3.

Nell’alberghetto spagnolo Jasper Gwyn rimase, piacevolmente, per sessantadue giorni. Al momento di pagare il conto, nelle sue spese extra figuravano sessantadue tazze di latte freddo, sessantadue bicchieri di whisky, due telefonate, un salatissimo conto in lavanderia (centoventinove items) e l’importo per l’acquisto di una radio a transistor – il che può gettare una certa luce sulle sue inclinazioni.

Data la distanza, e l’isolamento, per tutto il suo soggiorno a Granada Jasper Gwyn non dovette tornare sull’argomento del suo articolo se non saltuariamente, tra sé e sé. Solo gli accadde, un giorno, di incontrare una giovane donna slovena con cui finì per intrecciare una piacevole conversazione, nel giardino interno di un museo. Era brillante e sicura di sé, parlava un discreto inglese. Gli disse che lavorava all’Università di Lubiana, nel dipartimento di storia moderna e contemporanea. Era in Spagna a fare delle ricerche: stava lavorando alla storia di una nobildonna italiana che, a fine Ottocento, girava l’Europa alla ricerca di reliquie.

– Sa, il traffico di reliquie, in quegli anni, era l’hobby di una certa aristocrazia cattolica, gli spiegò.

– Davvero?

– Pochi la conoscono, ma è una storia affascinante.

– Me la racconti.

Cenarono insieme, e al dessert, dopo aver a lungo raccontato di tibie e falangi di martiri, la donna slovena prese a parlare di sé, e in particolare di quanto si sentisse fortunata a fare il mestiere di ricercatrice, mestiere che lei considerava bellissimo. Aggiunse che naturalmente tutto quello che “stava attorno a quel mestiere” era agghiacciante, i colleghi, le ambizioni, la mediocrità, l’ipocrisia, tutto. Ma disse anche che per quanto la riguardava non sarebbero bastati quattro poveretti a farle passare la voglia di studiare e di scrivere.

– Sono lieto di sentirglielo dire, commentò Jasper Gwyn. Allora la donna gli chiese che mestiere facesse lui. Jasper

Gwyn esitò un po’, e poi finì per mentire a metà. Disse che per una dozzina d’anni aveva fatto l’arredatore, ma da due settimane aveva smesso. La donna ne parve dispiaciuta e gli chiese per quale ragione avesse abbandonato un lavoro che aveva l’aria di essere così piacevole. Jasper Gwyn fece un vago gesto nell’aria. Poi disse una frase incomprensibile.

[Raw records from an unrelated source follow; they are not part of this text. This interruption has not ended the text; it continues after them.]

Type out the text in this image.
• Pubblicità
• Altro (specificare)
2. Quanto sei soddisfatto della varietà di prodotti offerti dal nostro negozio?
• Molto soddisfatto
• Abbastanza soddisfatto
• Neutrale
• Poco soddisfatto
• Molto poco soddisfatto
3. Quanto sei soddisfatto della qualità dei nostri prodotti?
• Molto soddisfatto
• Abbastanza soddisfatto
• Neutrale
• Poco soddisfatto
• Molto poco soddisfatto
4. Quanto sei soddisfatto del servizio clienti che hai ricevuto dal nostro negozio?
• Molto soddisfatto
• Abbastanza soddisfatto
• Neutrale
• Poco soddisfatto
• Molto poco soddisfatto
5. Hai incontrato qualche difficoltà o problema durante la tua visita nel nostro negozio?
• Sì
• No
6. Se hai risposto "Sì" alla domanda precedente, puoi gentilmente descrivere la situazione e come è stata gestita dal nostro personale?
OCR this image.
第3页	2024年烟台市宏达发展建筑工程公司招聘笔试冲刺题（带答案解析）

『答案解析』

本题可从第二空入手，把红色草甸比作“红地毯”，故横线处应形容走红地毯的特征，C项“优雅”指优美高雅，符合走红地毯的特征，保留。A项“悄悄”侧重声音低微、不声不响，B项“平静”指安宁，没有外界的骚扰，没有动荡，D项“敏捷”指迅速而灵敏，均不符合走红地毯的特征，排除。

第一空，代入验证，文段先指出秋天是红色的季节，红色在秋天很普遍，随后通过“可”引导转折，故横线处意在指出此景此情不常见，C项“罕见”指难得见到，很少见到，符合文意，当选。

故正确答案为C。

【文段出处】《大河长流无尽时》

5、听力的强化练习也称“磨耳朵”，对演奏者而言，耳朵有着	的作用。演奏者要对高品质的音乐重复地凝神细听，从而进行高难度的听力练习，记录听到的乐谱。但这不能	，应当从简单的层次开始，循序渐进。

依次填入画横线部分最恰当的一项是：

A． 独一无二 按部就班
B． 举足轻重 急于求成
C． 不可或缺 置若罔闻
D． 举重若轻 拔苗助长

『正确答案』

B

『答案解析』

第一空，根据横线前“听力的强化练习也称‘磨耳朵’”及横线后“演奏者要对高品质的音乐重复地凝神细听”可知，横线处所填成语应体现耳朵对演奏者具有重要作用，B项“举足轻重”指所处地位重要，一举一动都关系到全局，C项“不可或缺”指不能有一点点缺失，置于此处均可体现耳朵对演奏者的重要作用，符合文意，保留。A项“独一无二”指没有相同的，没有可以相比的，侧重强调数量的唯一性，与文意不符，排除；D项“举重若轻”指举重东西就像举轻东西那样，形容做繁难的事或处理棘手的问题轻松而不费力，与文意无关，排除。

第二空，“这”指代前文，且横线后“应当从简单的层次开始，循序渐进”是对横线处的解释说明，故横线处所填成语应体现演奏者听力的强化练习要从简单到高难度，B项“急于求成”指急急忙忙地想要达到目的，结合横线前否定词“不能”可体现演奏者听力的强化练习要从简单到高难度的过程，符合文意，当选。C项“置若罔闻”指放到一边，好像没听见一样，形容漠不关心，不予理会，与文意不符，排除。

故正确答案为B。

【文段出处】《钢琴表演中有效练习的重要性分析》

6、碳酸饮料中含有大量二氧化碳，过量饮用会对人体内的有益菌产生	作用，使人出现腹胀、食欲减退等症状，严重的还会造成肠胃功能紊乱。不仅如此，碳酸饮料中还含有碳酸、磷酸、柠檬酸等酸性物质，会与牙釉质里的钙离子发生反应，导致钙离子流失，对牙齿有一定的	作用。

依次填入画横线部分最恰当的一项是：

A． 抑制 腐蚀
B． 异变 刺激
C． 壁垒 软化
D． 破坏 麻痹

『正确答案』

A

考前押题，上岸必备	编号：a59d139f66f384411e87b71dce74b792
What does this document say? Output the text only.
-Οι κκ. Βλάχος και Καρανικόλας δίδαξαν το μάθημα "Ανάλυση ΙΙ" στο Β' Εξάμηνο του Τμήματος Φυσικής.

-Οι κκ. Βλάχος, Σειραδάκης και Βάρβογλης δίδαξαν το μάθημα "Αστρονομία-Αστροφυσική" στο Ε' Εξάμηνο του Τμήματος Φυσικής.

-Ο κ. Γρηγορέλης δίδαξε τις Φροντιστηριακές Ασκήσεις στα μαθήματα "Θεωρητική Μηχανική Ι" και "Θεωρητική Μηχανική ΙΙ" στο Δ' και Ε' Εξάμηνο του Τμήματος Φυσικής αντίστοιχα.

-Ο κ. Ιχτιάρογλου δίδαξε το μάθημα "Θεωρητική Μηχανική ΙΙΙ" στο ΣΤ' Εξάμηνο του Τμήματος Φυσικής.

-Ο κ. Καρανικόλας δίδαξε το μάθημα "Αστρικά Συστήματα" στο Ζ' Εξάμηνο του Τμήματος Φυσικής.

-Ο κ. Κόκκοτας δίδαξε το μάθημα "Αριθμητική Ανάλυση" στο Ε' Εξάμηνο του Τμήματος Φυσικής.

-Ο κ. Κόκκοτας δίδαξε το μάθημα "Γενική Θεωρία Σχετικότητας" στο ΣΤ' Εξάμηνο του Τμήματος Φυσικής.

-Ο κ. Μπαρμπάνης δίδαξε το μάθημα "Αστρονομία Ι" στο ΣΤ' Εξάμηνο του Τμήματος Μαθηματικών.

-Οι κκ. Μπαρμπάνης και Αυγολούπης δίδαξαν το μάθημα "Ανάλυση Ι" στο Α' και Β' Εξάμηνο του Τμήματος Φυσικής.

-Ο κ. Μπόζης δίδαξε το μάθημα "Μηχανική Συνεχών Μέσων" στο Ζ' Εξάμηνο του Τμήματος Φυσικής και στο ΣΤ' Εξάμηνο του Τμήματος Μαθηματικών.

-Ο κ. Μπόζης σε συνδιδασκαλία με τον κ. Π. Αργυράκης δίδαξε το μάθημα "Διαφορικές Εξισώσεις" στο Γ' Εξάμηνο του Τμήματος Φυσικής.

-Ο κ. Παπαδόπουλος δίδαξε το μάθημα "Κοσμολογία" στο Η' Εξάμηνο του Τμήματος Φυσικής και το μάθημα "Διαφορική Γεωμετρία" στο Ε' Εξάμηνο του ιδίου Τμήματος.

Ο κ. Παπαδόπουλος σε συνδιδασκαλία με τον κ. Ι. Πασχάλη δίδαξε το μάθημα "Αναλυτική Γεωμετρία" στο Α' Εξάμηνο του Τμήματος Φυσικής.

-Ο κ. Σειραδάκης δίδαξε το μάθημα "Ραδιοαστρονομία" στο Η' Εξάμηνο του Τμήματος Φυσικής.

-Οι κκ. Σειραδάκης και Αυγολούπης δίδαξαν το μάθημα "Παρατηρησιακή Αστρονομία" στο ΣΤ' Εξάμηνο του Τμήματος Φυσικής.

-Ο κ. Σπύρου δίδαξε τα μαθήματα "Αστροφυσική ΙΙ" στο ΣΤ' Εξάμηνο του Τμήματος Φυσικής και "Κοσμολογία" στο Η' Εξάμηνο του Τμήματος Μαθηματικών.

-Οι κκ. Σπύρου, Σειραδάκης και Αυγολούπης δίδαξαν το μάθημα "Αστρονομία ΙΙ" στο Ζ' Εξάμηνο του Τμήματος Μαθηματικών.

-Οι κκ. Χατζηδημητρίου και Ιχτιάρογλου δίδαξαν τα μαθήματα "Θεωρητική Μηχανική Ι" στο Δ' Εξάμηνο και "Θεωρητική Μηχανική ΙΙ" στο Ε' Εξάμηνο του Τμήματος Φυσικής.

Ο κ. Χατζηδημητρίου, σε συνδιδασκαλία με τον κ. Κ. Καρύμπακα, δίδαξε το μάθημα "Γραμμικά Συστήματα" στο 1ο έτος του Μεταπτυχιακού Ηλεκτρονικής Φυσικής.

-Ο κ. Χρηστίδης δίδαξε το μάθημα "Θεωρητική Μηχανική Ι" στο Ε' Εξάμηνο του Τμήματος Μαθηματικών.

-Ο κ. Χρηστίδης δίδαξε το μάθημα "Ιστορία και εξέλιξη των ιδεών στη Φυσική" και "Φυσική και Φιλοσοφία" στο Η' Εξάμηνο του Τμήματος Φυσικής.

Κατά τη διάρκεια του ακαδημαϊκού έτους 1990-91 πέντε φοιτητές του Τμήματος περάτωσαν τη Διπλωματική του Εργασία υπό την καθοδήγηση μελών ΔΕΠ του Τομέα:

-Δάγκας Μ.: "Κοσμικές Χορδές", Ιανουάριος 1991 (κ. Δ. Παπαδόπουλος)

– Un giorno mi sono accorto che non mi importava più di nulla, e che tutto mi feriva a morte.

La donna parve incuriosita, ma Jasper Gwyn fu abile a portare la conversazione su altri temi, scivolando lateralmente sul vizio di mettere la moquette in bagno, e poi dilungandosi sul primato delle civiltà meridionali, dovuto al loro conoscere il significato esatto del termine luce.

Molto tardi, quella sera, si salutarono, ma lo fecero così lentamente che la giovane donna slovena ebbe il tempo di trovare le parole adatte per dire che sarebbe stato bello, quella notte, passarla insieme.

Jasper Gwyn non ne era così sicuro, ma la seguì nella sua stanza d’albergo. Poi, misteriosamente, non risultò complicato mescolare in un letto spagnolo la fretta di lei e la cautela di lui.

Due giorni dopo, quando la donna slovena partì, Jasper Gwyn le lasciò una lista da lui compilata di tredici marche di whisky scozzese.

– Cosa sono?, chiese lei.

– Bei nomi. Te li regalo.

Jasper Gwyn trascorse a Granada ancora sedici giorni. Poi se ne andò anche lui, dimenticando nell’alberghetto tre camicie, una calza spaiata, un bastone da passeggio con testa d’avorio, un bagnoschiuma al sandalo e due numeri di telefono scritti a pennarello sulla tenda di plastica della doccia.